So, you’ve probably seen our recipes for breakfast in a rice cooker, and we promised chocolate cake. We wouldn’t want to make empty promises.
in a rice cooker!
Prep time: 5 mins
Total time: 1 hr 15 mins
1 1/2 cups white flour
1/2 cup raw sugar (or just white sugar)
4 tablespoons dark cocoa (powdered chocolate)
1 teaspoon baking soda
1/2 teaspoon salt
1/2 teaspoon cinnamon
1/4 teaspoon double-acting baking powder (leave out for heavier cake)
90 ml sunflower oil (any oil may be used)
1/2 teaspoon vanilla
1 tablespoon vinegar
1 cup water
- Add together the dry ingredients: 1.5 cups white flour, 1/2 cup raw sugar, 4 tablespoons dark cocoa (powdered chocolate), 1 teaspoon baking soda, 1/2 teaspoon salt, 1/2 teaspoon cinnamon, 1/4 teaspoon double acting baking powder (leave out for heavier cake).
- Mix dry ingredients well.
- Add wet ingredients to the mixture: 90 ml of sunflower oil (any oil may be used),1/2 teaspoon vanilla, 1 tablespoon vinegar, 1 cup of water.
- Mix well till smooth, about 1 minute, do not over work batter.
- Pour batter into the well greased rice cooker bowl.

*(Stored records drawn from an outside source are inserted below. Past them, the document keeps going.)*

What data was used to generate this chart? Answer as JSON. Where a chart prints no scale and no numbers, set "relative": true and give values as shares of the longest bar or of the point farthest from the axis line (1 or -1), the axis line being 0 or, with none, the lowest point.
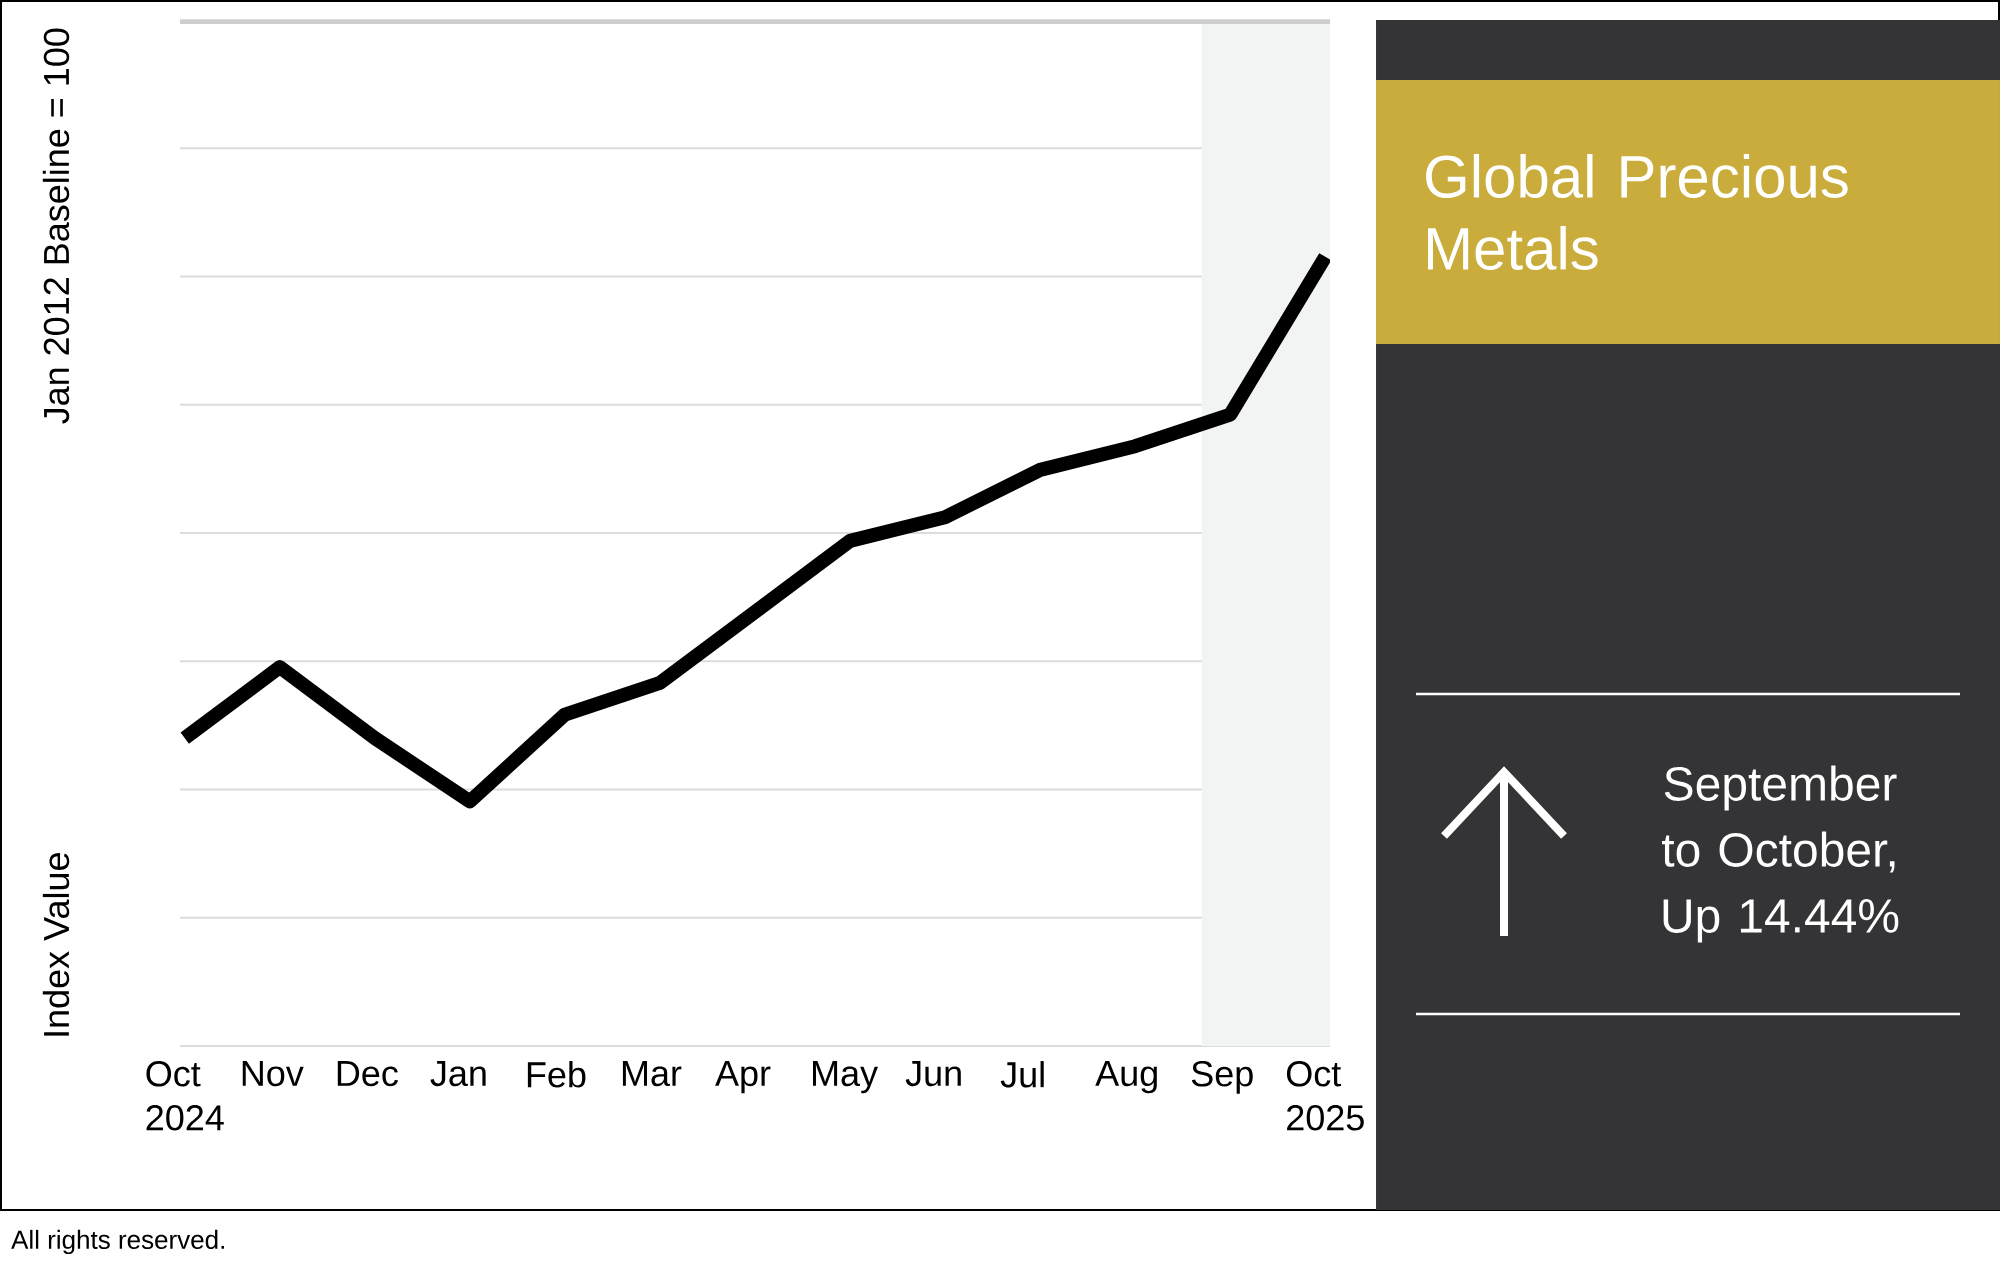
{
  "chart_data": {
    "type": "line",
    "title": "Global Precious Metals",
    "ylabel": "Index Value",
    "relative": true,
    "grid": "y",
    "line_style": "solid",
    "categories": [
      "Oct 2024",
      "Nov",
      "Dec",
      "Jan",
      "Feb",
      "Mar",
      "Apr",
      "May",
      "Jun",
      "Jul",
      "Aug",
      "Sep",
      "Oct 2025"
    ],
    "series": [
      {
        "color": "#000000",
        "values": [
          0.39,
          0.48,
          0.39,
          0.31,
          0.42,
          0.46,
          0.55,
          0.64,
          0.67,
          0.73,
          0.76,
          0.8,
          1.0
        ]
      }
    ],
    "bands": [
      {
        "axis": "x",
        "from": "Sep",
        "to": "Oct 2025",
        "color": "#f2f4f3"
      }
    ],
    "annotations": [
      "Jan 2012 Baseline = 100",
      "September to October, Up 14.44%",
      "All rights reserved."
    ]
  }
}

- Set rice cooker to ‘slow’ if possible for 60 minutes and start cooker (if your cooker does not have a slow setting don’t worry).
- Some rice cookers will go to warm cycle after 5 minutes, allow cooker to be in that mode for a few minutes (like preheating) then restart timer for remainder time to equal 60 minutes total cook time.
- Check cake at 45 minutes.
- Cake is finished when a toothpick comes out clean from edges and center of cake.
- Take rice cooker bowl out of machine when cake is finished cooking, and allow the cake to cool in the bowl for 15 minutes before removing.
- To remove the cake put flat plate on the top the rice cooker bowl and invert bowl in a smooth motion.
- Sprinkle with powdered sugar or top with your favorite frosting.
- Try not to eat the whole cake in one sitting!